The mid-season break is often a time for reflection, and teams decide who they will keep for next season. Those who have hit their targets and driven well can sleep a little more comfortably than those that haven’t, while these three drivers, in particular, have all the pressure on them as they fight for their F1 career.
The noises coming out of McLaren don’t sound too good for Jenson Button, who is out of contract at the end of the season. The team are seeking a quick fix to their problems and don’t want to languish in the midfield for long, as they target a title challenge next year. 2015 is an important season for the team as it sees the beginning of their new partnership with Honda, who will supply their power units.

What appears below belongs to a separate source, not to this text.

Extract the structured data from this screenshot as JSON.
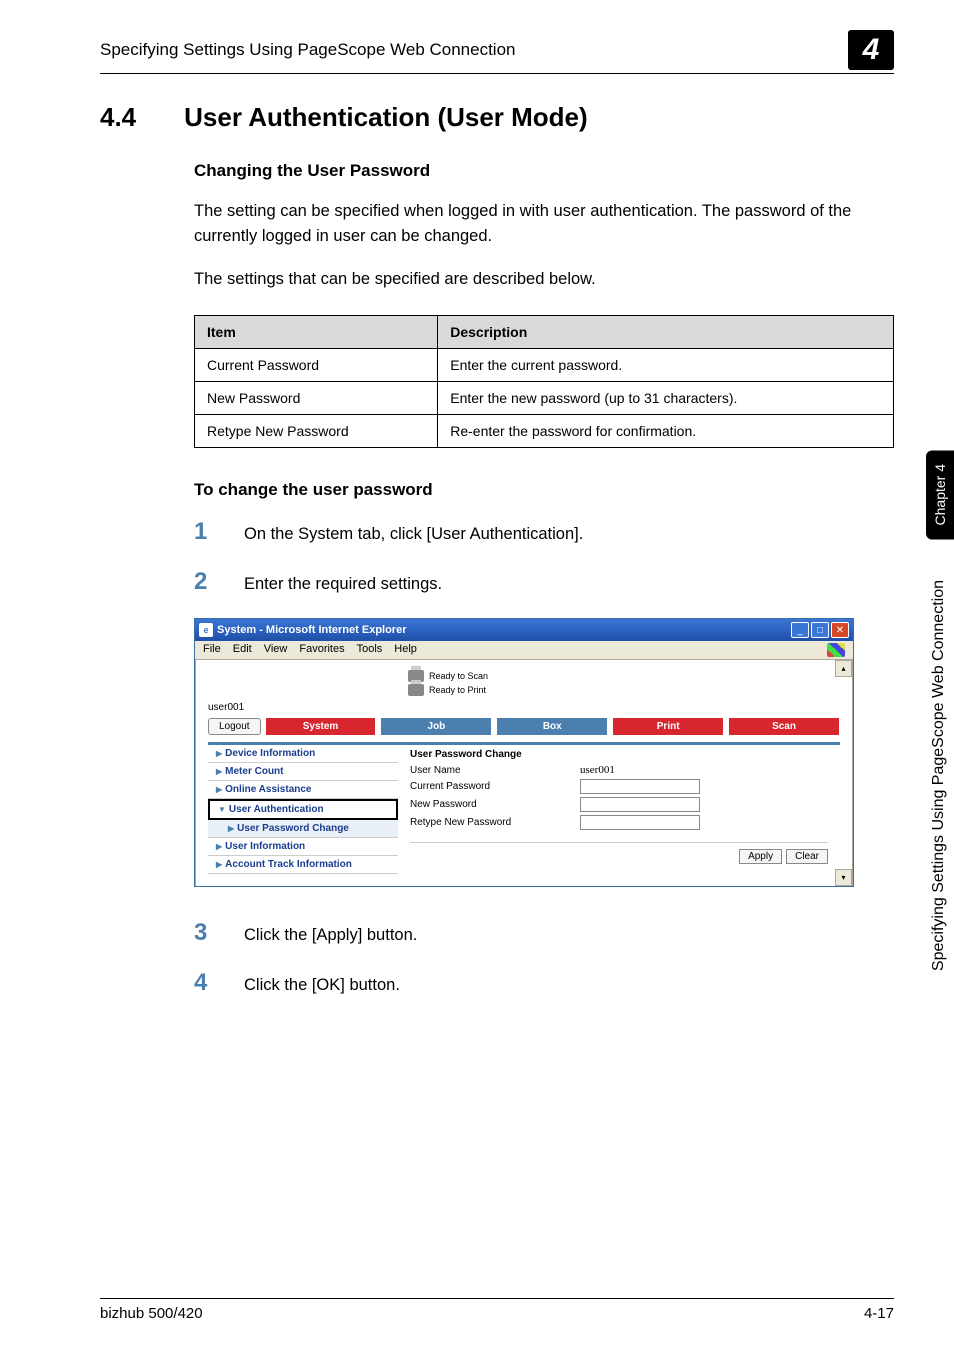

McLaren are targeting a world class driver to lead their charge, and it is clear that they don’t see Button as that man. They have already contacted the sport’s top three drivers, Fernando Alonso, Sebastian Vettel and Lewis Hamilton, who may all be available within the next couple of years.
Button’s team-mate, Kevin Magnussen, hasn’t been as impressive as many expected, so it is possible that he may be the man to move aside. But there is a feeling that the team rate his talents and are prepared to give him a chance. Button may be handed a one year deal, as Alonso, Vettel and Hamilton run out of contract in 2016, but his future at the team looks to be running its course, especially after the strange criticism from Ron Dennis. By driving out of his skin, Button may convince the team he still has plenty to offer. It has now become his personal mission.
It has been such a disastrous season for Kimi Raikkonen, his reputation has taken a huge hit. The Finn returned to Ferrari five years after being dumped out of the team before his contract expired, and if he doesn’t pick up then there is a chance that history may repeat itself. With young and hungry drivers eager to break into the grid’s biggest team, Raikkonen needs to improve quickly if he wants to see 2015.
Raikkonen is a fussy driver. He only performs when the car suits his driving style and it is very clear that this car doesn’t suit Kimi. He is being embarrassed by Fernando Alonso, who is so resilient that he can fit into any car and drive it fast. Alonso has over 100 points, Kimi has less than 30. His body language and his words to the media don’t sound positive either. He has already confirmed that he won’t stay in F1 beyond his contract expiration in 2016, while he looks a beaten man every weekend.
Ferrari, like McLaren, are desperate to create a winning car and with the risk of losing Alonso seemingly increasing each year, the team know that they need to be confident in their number two driver. Jules Bianchi is the most likely candidate and there is a possibility that he may be replacing Raikkonen next year, but if Alonso does leave then it would be a risk to have two new drivers. What is clear is that the Finn desperately needs to rediscover his mojo, otherwise it looks like it could a long and sad goodbye for a modern maverick.
Realistically, Jean-Eric Vergne’s career was in serious jeopardy once Daniel Ricciardo was favoured by Red Bull instead of him. History shows that if you don’t make the leap from Toro Rosso to Red Bull then your future is bleak. As Ricciardo and Vettel are guaranteed to be at Red Bull until, at least, 2016 and with plenty of young drivers who need experience at Toro Rosso, Vergne may have outstayed his welcome.
Despite driving well this season, his younger team-mate, Daniil Kvyat, has taken most of the applauds and many young drivers from GP2 and GP3 have been seen dotted around the Red Bull garage.
Qualifying seems to be Vergne’s biggest weakness. In races he more than matched Ricciardo, and beat him in 2012. This year he has more points than Kvyat but with plenty of young and talented drivers waiting in the wings, Vergne hasn’t done enough.
As Vergne’s path to the senior team is now blocked, his best chance of a successful F1 career is to drive well enough to impress another midfield team, but, like former Toro Rosso drivers Sebastian Buemi and Jaime Alguersuari, Vergne doesn’t have his own sponsors. With this being a big advantage to gain a seat, it could be a problem.
In truth, Vergne has done little wrong and it is far from certain that he won’t be a Toro Rosso driver next season. But is it apparent that he lacks the extra quality needed to race at the front. Some headline results may make the Red Bull hierarchy re-consider or Vergne could join Buemi and Alguersauri on the Red Bull/Toro Rosso scrap heap.